Thursday, January 7, 2010

House committee approves ridiculous high school graduation rate standard

The Kentucky House’s Education Committee discussed and approved House Bill 176 today. This bill is designed to support the state’s entry in the federal ‘Race To The Top’ funding sweepstakes.

We’ll be doing a lot of analysis of the bill, but one provision is such bad policy that we think Kentuckians need to know about it now. That provision sets a ridiculously low threshold for the high school graduation rate that identifies a “Persistently Low-Achieving school.” The bill sets that standard at a 60 percent rate or less for three or more consecutive years. In other words, a school with a graduation rate of 61 percent is no problem at all.

Clearly, whether you want to blame the feds or our local folks, if the real goal is to take action on schools with low graduation rates, HB 176 needs a lot more work.

By the way, I did HB 176 type calculations of the number of schools that fell below 60 percent, 70 percent, 75 percent and 80 percent cutoff rates using the latest available data from the Kentucky Department of Education.

Here is what I found.


Even using a threshold much higher than HB 176’s – one of below 80 percent – only 11 schools fail the three-year test using Kentucky’s 2006, 2007 and 2008 graduation rate data.
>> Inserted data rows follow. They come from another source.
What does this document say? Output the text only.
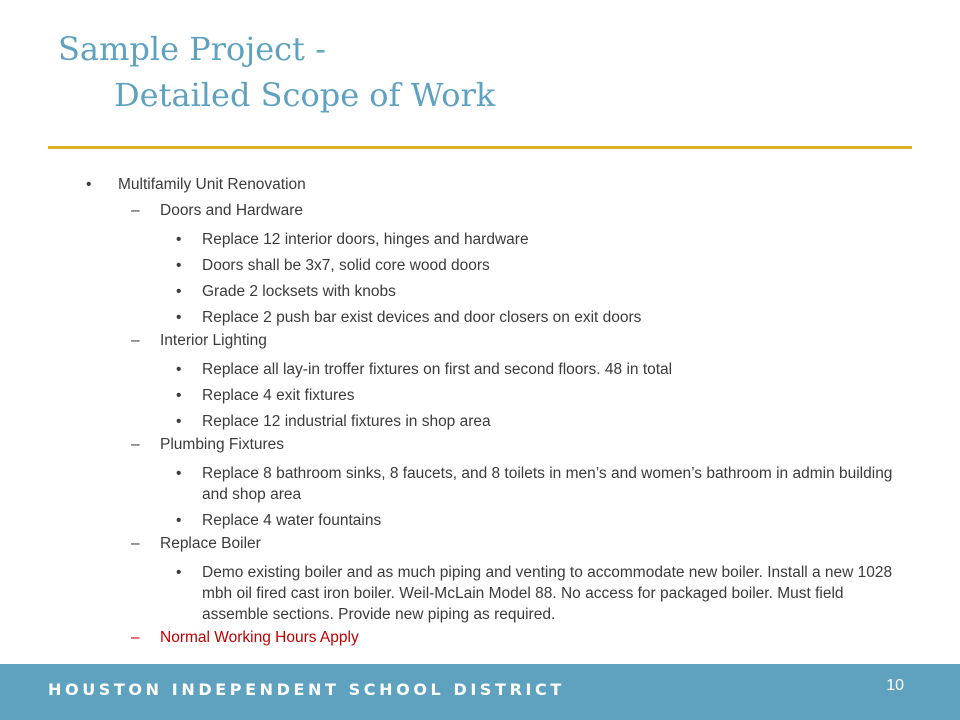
Sample Project -
Detailed Scope of Work
• Multifamily Unit Renovation
– Doors and Hardware
• Replace 12 interior doors, hinges and hardware
• Doors shall be 3x7, solid core wood doors
• Grade 2 locksets with knobs
• Replace 2 push bar exist devices and door closers on exit doors
– Interior Lighting
• Replace all lay-in troffer fixtures on first and second floors. 48 in total
• Replace 4 exit fixtures
• Replace 12 industrial fixtures in shop area
– Plumbing Fixtures
• Replace 8 bathroom sinks, 8 faucets, and 8 toilets in men’s and women’s bathroom in admin building and shop area
• Replace 4 water fountains
– Replace Boiler
• Demo existing boiler and as much piping and venting to accommodate new boiler. Install a new 1028 mbh oil fired cast iron boiler. Weil-McLain Model 88. No access for packaged boiler. Must field assemble sections. Provide new piping as required.
– Normal Working Hours Apply
HOUSTON INDEPENDENT SCHOOL DISTRICT	10
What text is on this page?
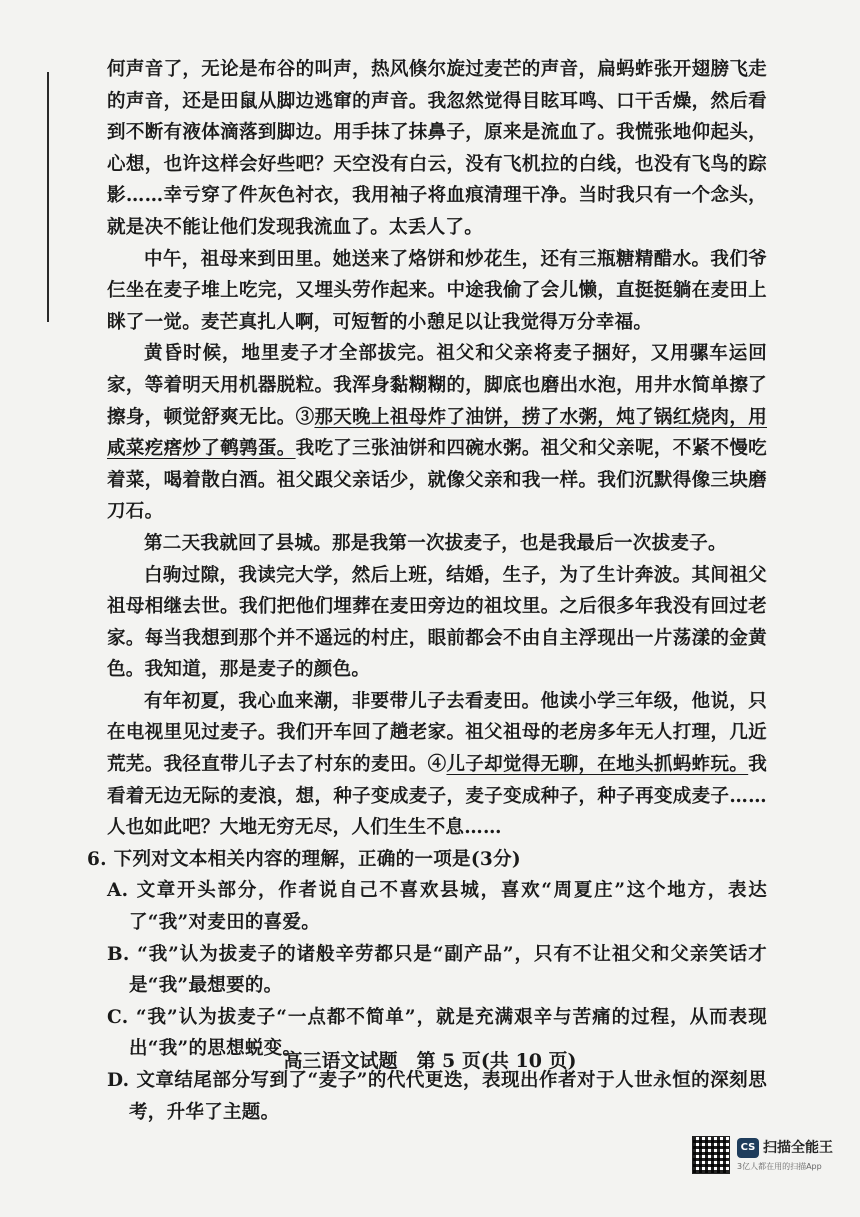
何声音了，无论是布谷的叫声，热风倏尔旋过麦芒的声音，扁蚂蚱张开翅膀飞走的声音，还是田鼠从脚边逃窜的声音。我忽然觉得目眩耳鸣、口干舌燥，然后看到不断有液体滴落到脚边。用手抹了抹鼻子，原来是流血了。我慌张地仰起头，心想，也许这样会好些吧？天空没有白云，没有飞机拉的白线，也没有飞鸟的踪影……幸亏穿了件灰色衬衣，我用袖子将血痕清理干净。当时我只有一个念头，就是决不能让他们发现我流血了。太丢人了。

中午，祖母来到田里。她送来了烙饼和炒花生，还有三瓶糖精醋水。我们爷仨坐在麦子堆上吃完，又埋头劳作起来。中途我偷了会儿懒，直挺挺躺在麦田上眯了一觉。麦芒真扎人啊，可短暂的小憩足以让我觉得万分幸福。

黄昏时候，地里麦子才全部拔完。祖父和父亲将麦子捆好，又用骡车运回家，等着明天用机器脱粒。我浑身黏糊糊的，脚底也磨出水泡，用井水简单擦了擦身，顿觉舒爽无比。③那天晚上祖母炸了油饼，捞了水粥，炖了锅红烧肉，用咸菜疙瘩炒了鹌鹑蛋。我吃了三张油饼和四碗水粥。祖父和父亲呢，不紧不慢吃着菜，喝着散白酒。祖父跟父亲话少，就像父亲和我一样。我们沉默得像三块磨刀石。

第二天我就回了县城。那是我第一次拔麦子，也是我最后一次拔麦子。

白驹过隙，我读完大学，然后上班，结婚，生子，为了生计奔波。其间祖父祖母相继去世。我们把他们埋葬在麦田旁边的祖坟里。之后很多年我没有回过老家。每当我想到那个并不遥远的村庄，眼前都会不由自主浮现出一片荡漾的金黄色。我知道，那是麦子的颜色。

有年初夏，我心血来潮，非要带儿子去看麦田。他读小学三年级，他说，只在电视里见过麦子。我们开车回了趟老家。祖父祖母的老房多年无人打理，几近荒芜。我径直带儿子去了村东的麦田。④儿子却觉得无聊，在地头抓蚂蚱玩。我看着无边无际的麦浪，想，种子变成麦子，麦子变成种子，种子再变成麦子……人也如此吧？大地无穷无尽，人们生生不息……

6. 下列对文本相关内容的理解，正确的一项是(3分)

A. 文章开头部分，作者说自己不喜欢县城，喜欢“周夏庄”这个地方，表达了“我”对麦田的喜爱。

B. “我”认为拔麦子的诸般辛劳都只是“副产品”，只有不让祖父和父亲笑话才是“我”最想要的。

C. “我”认为拔麦子“一点都不简单”，就是充满艰辛与苦痛的过程，从而表现出“我”的思想蜕变。

D. 文章结尾部分写到了“麦子”的代代更迭，表现出作者对于人世永恒的深刻思考，升华了主题。

高三语文试题　第 5 页(共 10 页)
CS 扫描全能王
3亿人都在用的扫描App
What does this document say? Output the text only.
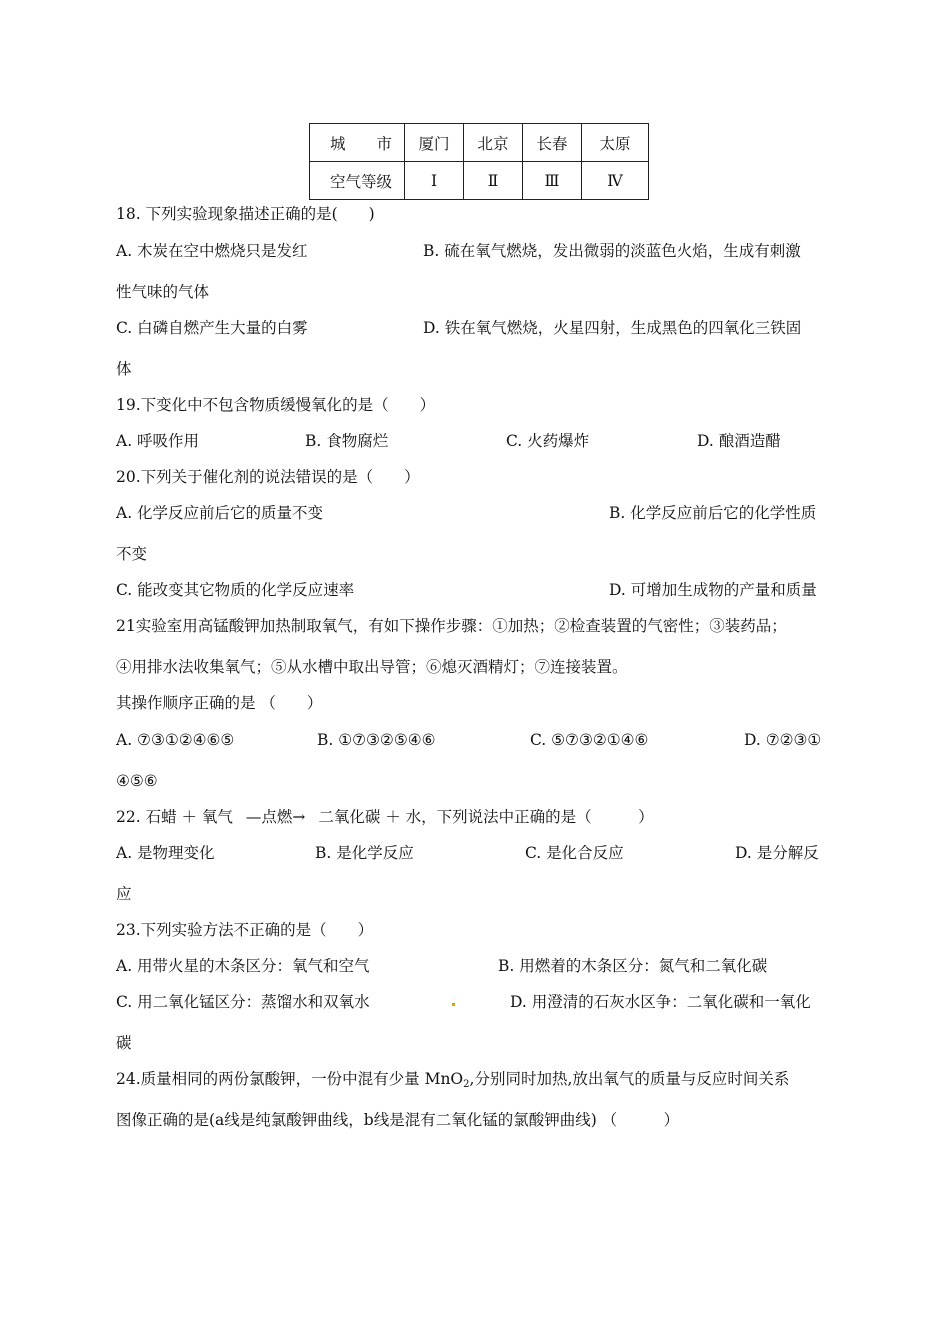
城　　市	厦门	北京	长春	太原
空气等级	Ⅰ	Ⅱ	Ⅲ	Ⅳ
18. 下列实验现象描述正确的是(　　)
A. 木炭在空中燃烧只是发红	B. 硫在氧气燃烧，发出微弱的淡蓝色火焰，生成有刺激
性气味的气体
C. 白磷自燃产生大量的白雾	D. 铁在氧气燃烧，火星四射，生成黑色的四氧化三铁固
体
19.下变化中不包含物质缓慢氧化的是（　　）
A. 呼吸作用	B. 食物腐烂	C. 火药爆炸	D. 酿酒造醋
20.下列关于催化剂的说法错误的是（　　）
A. 化学反应前后它的质量不变	B. 化学反应前后它的化学性质
不变
C. 能改变其它物质的化学反应速率	D. 可增加生成物的产量和质量
21实验室用高锰酸钾加热制取氧气，有如下操作步骤：①加热；②检查装置的气密性；③装药品；
④用排水法收集氧气；⑤从水槽中取出导管；⑥熄灭酒精灯；⑦连接装置。
其操作顺序正确的是 （　　）
A. ⑦③①②④⑥⑤	B. ①⑦③②⑤④⑥	C. ⑤⑦③②①④⑥	D. ⑦②③①
④⑤⑥
22. 石蜡 ＋ 氧气 —点燃→ 二氧化碳 ＋ 水，下列说法中正确的是（　　　）
A. 是物理变化	B. 是化学反应	C. 是化合反应	D. 是分解反
应
23.下列实验方法不正确的是（　　）
A. 用带火星的木条区分：氧气和空气	B. 用燃着的木条区分：氮气和二氧化碳
C. 用二氧化锰区分：蒸馏水和双氧水	D. 用澄清的石灰水区争：二氧化碳和一氧化
碳
24.质量相同的两份氯酸钾，一份中混有少量 MnO$_2$,分别同时加热,放出氧气的质量与反应时间关系
图像正确的是(a线是纯氯酸钾曲线，b线是混有二氧化锰的氯酸钾曲线) （　　　）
The excuse I am hearing for this ridiculously low 60% figure is that it is in the definitions provided by the US Department of Education’s RTTT guidelines. This lowball rate is in the federal guidelines, but I can’t imagine anyone in Washington complaining if Kentucky sets a more realistic rate. In fact, I should think this would enhance our RTTT application.

Maybe a 60% rate makes sense somewhere, but that somewhere isn’t Kentucky.